ACMG list of hereditary cancer syndromes.
In 2015, the ACMG reviewed it based on the consensus that patients could opt out of the analysis of secondary findings. This decision must be made during the process of informed consent, before testing. As some of these cancer syndromes may have the onset during childhood, these guidelines may also be applied to children, whose parents should make the decision whether or not to opt out [16].
A recent review showed that following the recommendations of international human genetic societies, parents and their children must be previously informed by a written consent about which findings should be reported. The ordering clinician must discuss with the children´s parents all the possibilities of results, including the reporting of incidental findings, the “right not to know,” the risks and the benefits, as well is responsible to obtain the informed consent and to provide pre- and posttest genetic counseling [17].
5. Conclusions
Inevitably, more challenges will arise with the application of NGS in RAGSC.

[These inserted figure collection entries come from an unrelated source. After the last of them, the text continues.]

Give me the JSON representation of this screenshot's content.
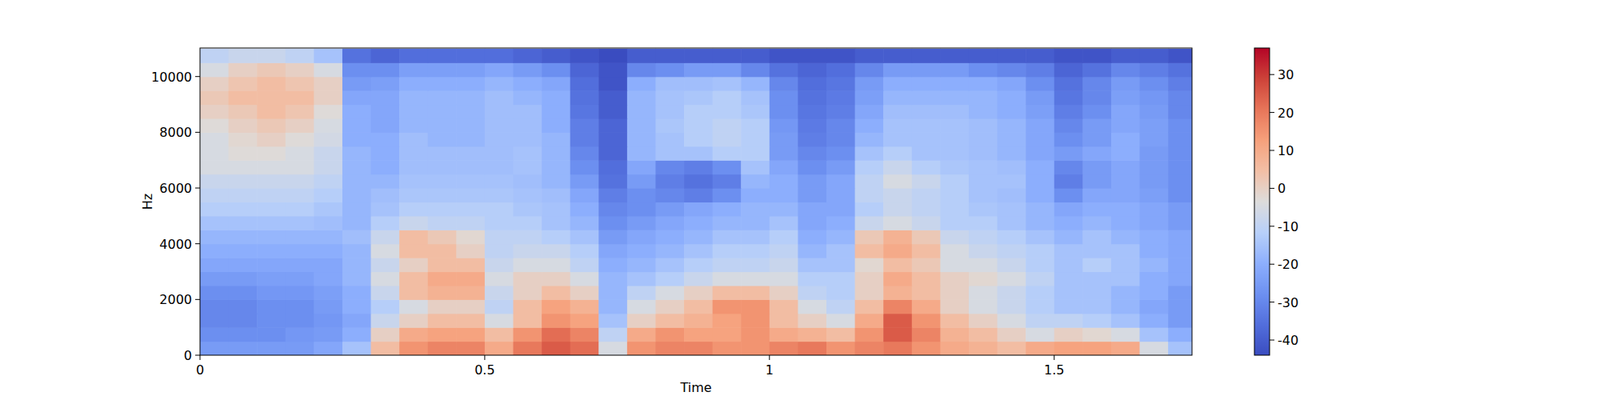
{
  "chart_data": {
    "type": "heatmap",
    "x_label": "Time",
    "y_label": "Hz",
    "xlim": [
      0,
      1.742
    ],
    "ylim": [
      0,
      11025
    ],
    "xticks": [
      0,
      0.5,
      1,
      1.5
    ],
    "yticks": [
      0,
      2000,
      4000,
      6000,
      8000,
      10000
    ],
    "zlim": [
      -44,
      37
    ],
    "zticks": [
      -40,
      -30,
      -20,
      -10,
      0,
      10,
      20,
      30
    ],
    "x": [
      0.025,
      0.075,
      0.125,
      0.175,
      0.225,
      0.275,
      0.325,
      0.375,
      0.425,
      0.475,
      0.525,
      0.575,
      0.625,
      0.675,
      0.725,
      0.775,
      0.825,
      0.875,
      0.925,
      0.975,
      1.025,
      1.075,
      1.125,
      1.175,
      1.225,
      1.275,
      1.325,
      1.375,
      1.425,
      1.475,
      1.525,
      1.575,
      1.625,
      1.675,
      1.725
    ],
    "y": [
      250,
      750,
      1250,
      1750,
      2250,
      2750,
      3250,
      3750,
      4250,
      4750,
      5250,
      5750,
      6250,
      6750,
      7250,
      7750,
      8250,
      8750,
      9250,
      9750,
      10250,
      10750
    ],
    "values": [
      [
        -25,
        -25,
        -25,
        -25,
        -22,
        -15,
        5,
        15,
        18,
        18,
        10,
        20,
        25,
        22,
        -5,
        15,
        18,
        18,
        15,
        15,
        18,
        20,
        15,
        18,
        20,
        15,
        10,
        8,
        5,
        10,
        12,
        12,
        10,
        -5,
        -15
      ],
      [
        -28,
        -28,
        -28,
        -26,
        -25,
        -20,
        0,
        10,
        12,
        12,
        5,
        15,
        22,
        18,
        -10,
        10,
        15,
        12,
        12,
        15,
        10,
        8,
        5,
        15,
        25,
        18,
        8,
        5,
        0,
        -5,
        0,
        -2,
        -5,
        -15,
        -20
      ],
      [
        -30,
        -30,
        -28,
        -28,
        -26,
        -22,
        -8,
        0,
        5,
        5,
        -5,
        5,
        15,
        12,
        -15,
        0,
        5,
        8,
        12,
        15,
        5,
        0,
        -5,
        10,
        25,
        15,
        5,
        0,
        -5,
        -10,
        -10,
        -12,
        -15,
        -20,
        -25
      ],
      [
        -30,
        -30,
        -28,
        -28,
        -25,
        -20,
        -12,
        -5,
        0,
        0,
        -10,
        5,
        12,
        8,
        -18,
        -5,
        0,
        5,
        15,
        15,
        5,
        -5,
        -10,
        5,
        18,
        10,
        0,
        -5,
        -8,
        -12,
        -15,
        -15,
        -18,
        -22,
        -25
      ],
      [
        -28,
        -28,
        -26,
        -26,
        -24,
        -20,
        -8,
        5,
        8,
        8,
        -8,
        0,
        5,
        0,
        -18,
        -10,
        -5,
        0,
        5,
        5,
        0,
        -10,
        -12,
        0,
        8,
        5,
        0,
        -5,
        -8,
        -12,
        -15,
        -15,
        -18,
        -20,
        -25
      ],
      [
        -25,
        -25,
        -24,
        -24,
        -22,
        -18,
        -5,
        5,
        10,
        10,
        -5,
        0,
        0,
        -5,
        -18,
        -15,
        -12,
        -8,
        -5,
        -5,
        -5,
        -12,
        -12,
        0,
        10,
        5,
        0,
        -2,
        -5,
        -10,
        -15,
        -15,
        -15,
        -20,
        -22
      ],
      [
        -22,
        -22,
        -22,
        -22,
        -22,
        -18,
        -8,
        0,
        5,
        5,
        -8,
        -5,
        -5,
        -10,
        -20,
        -18,
        -15,
        -12,
        -10,
        -10,
        -8,
        -15,
        -15,
        -2,
        5,
        2,
        -5,
        -5,
        -8,
        -12,
        -15,
        -12,
        -15,
        -18,
        -22
      ],
      [
        -20,
        -20,
        -20,
        -20,
        -20,
        -18,
        -5,
        5,
        5,
        0,
        -10,
        -8,
        -8,
        -12,
        -22,
        -20,
        -18,
        -15,
        -12,
        -12,
        -10,
        -18,
        -15,
        5,
        10,
        5,
        -5,
        -8,
        -10,
        -12,
        -15,
        -15,
        -15,
        -20,
        -22
      ],
      [
        -18,
        -18,
        -18,
        -18,
        -18,
        -16,
        -8,
        5,
        2,
        -2,
        -10,
        -10,
        -12,
        -15,
        -25,
        -22,
        -20,
        -18,
        -15,
        -15,
        -12,
        -20,
        -18,
        2,
        8,
        2,
        -8,
        -10,
        -12,
        -15,
        -18,
        -15,
        -18,
        -20,
        -22
      ],
      [
        -15,
        -15,
        -15,
        -15,
        -16,
        -18,
        -12,
        -8,
        -10,
        -10,
        -12,
        -12,
        -15,
        -18,
        -28,
        -25,
        -22,
        -20,
        -18,
        -18,
        -15,
        -22,
        -20,
        -8,
        -5,
        -8,
        -12,
        -12,
        -15,
        -18,
        -20,
        -18,
        -20,
        -22,
        -25
      ],
      [
        -12,
        -12,
        -12,
        -12,
        -14,
        -18,
        -15,
        -12,
        -12,
        -12,
        -12,
        -14,
        -15,
        -20,
        -30,
        -28,
        -25,
        -22,
        -20,
        -18,
        -18,
        -22,
        -22,
        -12,
        -8,
        -10,
        -12,
        -14,
        -15,
        -18,
        -22,
        -20,
        -20,
        -22,
        -25
      ],
      [
        -10,
        -10,
        -10,
        -10,
        -12,
        -18,
        -16,
        -14,
        -14,
        -14,
        -14,
        -15,
        -16,
        -22,
        -32,
        -28,
        -30,
        -32,
        -28,
        -20,
        -20,
        -25,
        -22,
        -10,
        -8,
        -10,
        -12,
        -15,
        -16,
        -20,
        -28,
        -22,
        -22,
        -24,
        -28
      ],
      [
        -8,
        -8,
        -8,
        -8,
        -10,
        -18,
        -18,
        -15,
        -15,
        -15,
        -15,
        -16,
        -18,
        -25,
        -35,
        -25,
        -32,
        -35,
        -32,
        -18,
        -20,
        -25,
        -22,
        -10,
        -5,
        -8,
        -12,
        -15,
        -15,
        -20,
        -32,
        -25,
        -22,
        -25,
        -28
      ],
      [
        -5,
        -5,
        -5,
        -5,
        -8,
        -18,
        -20,
        -16,
        -16,
        -16,
        -16,
        -15,
        -18,
        -28,
        -36,
        -22,
        -30,
        -32,
        -28,
        -15,
        -22,
        -28,
        -25,
        -12,
        -8,
        -12,
        -14,
        -15,
        -16,
        -20,
        -30,
        -25,
        -22,
        -25,
        -28
      ],
      [
        -5,
        -3,
        -3,
        -5,
        -8,
        -18,
        -20,
        -16,
        -16,
        -16,
        -16,
        -15,
        -18,
        -30,
        -38,
        -18,
        -15,
        -15,
        -12,
        -12,
        -25,
        -30,
        -28,
        -15,
        -12,
        -15,
        -15,
        -16,
        -18,
        -22,
        -25,
        -22,
        -20,
        -25,
        -28
      ],
      [
        -5,
        -2,
        0,
        -3,
        -6,
        -20,
        -20,
        -16,
        -18,
        -18,
        -16,
        -16,
        -18,
        -32,
        -38,
        -18,
        -15,
        -12,
        -10,
        -12,
        -25,
        -32,
        -30,
        -18,
        -15,
        -15,
        -15,
        -16,
        -18,
        -22,
        -28,
        -25,
        -20,
        -24,
        -28
      ],
      [
        -3,
        0,
        2,
        0,
        -5,
        -20,
        -22,
        -18,
        -18,
        -18,
        -16,
        -16,
        -20,
        -32,
        -38,
        -18,
        -14,
        -12,
        -10,
        -12,
        -26,
        -33,
        -30,
        -20,
        -15,
        -15,
        -15,
        -16,
        -18,
        -22,
        -30,
        -25,
        -22,
        -24,
        -28
      ],
      [
        0,
        2,
        5,
        3,
        -3,
        -20,
        -22,
        -18,
        -18,
        -18,
        -16,
        -16,
        -20,
        -34,
        -40,
        -18,
        -15,
        -12,
        -12,
        -14,
        -28,
        -34,
        -32,
        -22,
        -16,
        -16,
        -16,
        -18,
        -20,
        -24,
        -32,
        -28,
        -22,
        -25,
        -30
      ],
      [
        2,
        5,
        5,
        5,
        0,
        -22,
        -22,
        -18,
        -18,
        -18,
        -16,
        -18,
        -20,
        -35,
        -40,
        -18,
        -15,
        -14,
        -12,
        -15,
        -28,
        -35,
        -33,
        -24,
        -18,
        -18,
        -18,
        -18,
        -20,
        -25,
        -34,
        -30,
        -24,
        -26,
        -30
      ],
      [
        0,
        3,
        5,
        3,
        0,
        -25,
        -24,
        -20,
        -20,
        -20,
        -18,
        -20,
        -22,
        -36,
        -42,
        -20,
        -16,
        -16,
        -15,
        -18,
        -30,
        -36,
        -34,
        -25,
        -20,
        -20,
        -20,
        -20,
        -22,
        -28,
        -35,
        -30,
        -25,
        -28,
        -32
      ],
      [
        -5,
        0,
        2,
        0,
        -5,
        -28,
        -28,
        -24,
        -24,
        -24,
        -22,
        -25,
        -28,
        -38,
        -42,
        -30,
        -28,
        -25,
        -25,
        -30,
        -35,
        -38,
        -36,
        -30,
        -25,
        -25,
        -25,
        -28,
        -30,
        -32,
        -38,
        -35,
        -30,
        -32,
        -35
      ],
      [
        -10,
        -8,
        -8,
        -10,
        -15,
        -35,
        -38,
        -36,
        -36,
        -36,
        -36,
        -38,
        -40,
        -42,
        -44,
        -40,
        -40,
        -40,
        -40,
        -40,
        -42,
        -42,
        -42,
        -40,
        -40,
        -40,
        -40,
        -40,
        -40,
        -40,
        -42,
        -42,
        -40,
        -40,
        -42
      ]
    ]
  }
}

First, pretest counseling and informed consent models need to be redesigned to address the multiplex testing. Novel approaches must be developed to ensure that individuals understand the risks and benefits of choices regarding these tests. Second, the clinical management of carriers of moderately penetrant variants is still poorly defined, although some evidence-based guidelines may include them [14]. Third, finding VUS is always a potential risk, and such identification complicates data interpretation and often requires further investigation and variant reclassification. In addition, management of patients with VUS is unclear. Finally, many hereditary cancer syndromes have locus heterogeneity, incomplete penetrance and may represent phenocopies, adding difficulty in RAGSC.
In summary, the biggest challenge in counseling families with cancer is conferring precise information regarding genetic susceptibilities because it allows a better informed decision-making process about risk management, clinical surveillance, targeted therapies and preventive measures.